The District’s nonvoting member of Congress introduced a bill Thursday that would protect the city’s operations in case the government shuts down amid partisan budget wrangling on Capitol Hill.
Delegate Eleanor Holmes Norton, a Democrat, said Congress appears ready to pass a spending package that would fund federal operations through September before the continuing resolution that is keeping the government up and running expires March 27.
But she said she wants to make sure the city can spend its local dollars at the start of the next fiscal year if federal lawmakers are unable to sign the District’s regular appropriations bill into law by October.

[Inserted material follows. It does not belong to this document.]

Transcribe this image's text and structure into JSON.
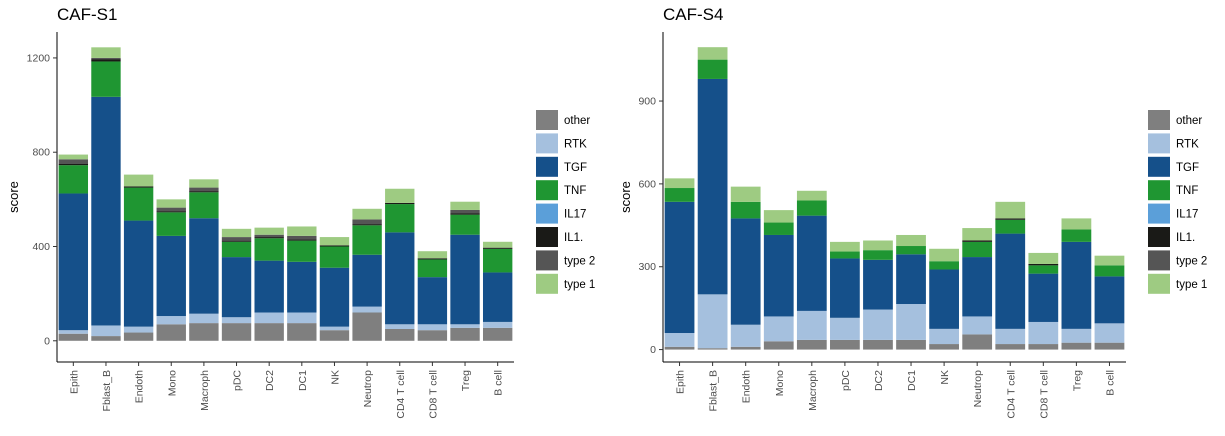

“Although the District government raises and manages an $8 billion local budget, Congress technically appropriates these local funds back to the District government, a holdover and throwback to the pre-home-rule period,” she said, referring to the city’s delicate relationship with federal overseers on the Hill.
Mrs. Norton reached a deal with Congress that lets the District spend its local dollars under continuing resolutions, although the city government would shut down when the resolutions expire. She said that makes it all the more vital for lawmakers on the Hill to pass a regular budget on time instead of relying on successive, short-term resolutions.
“I do not believe that any member of Congress wants to shut down the D.C. government and bring a large, complicated city to its knees due to a purely federal matter,” Mrs. Norton said Thursday. “Moreover, D.C. residents are not alone in relying on vital District government services. Federal officials, including the president, federal buildings, foreign embassies and dignitaries and businesses rely daily on the city’s services as well.”
D.C. officials are pushing for a concept known as “budget autonomy,” which would allow them to spend their locally raised revenues without waiting on Congress to appropriate the dollars.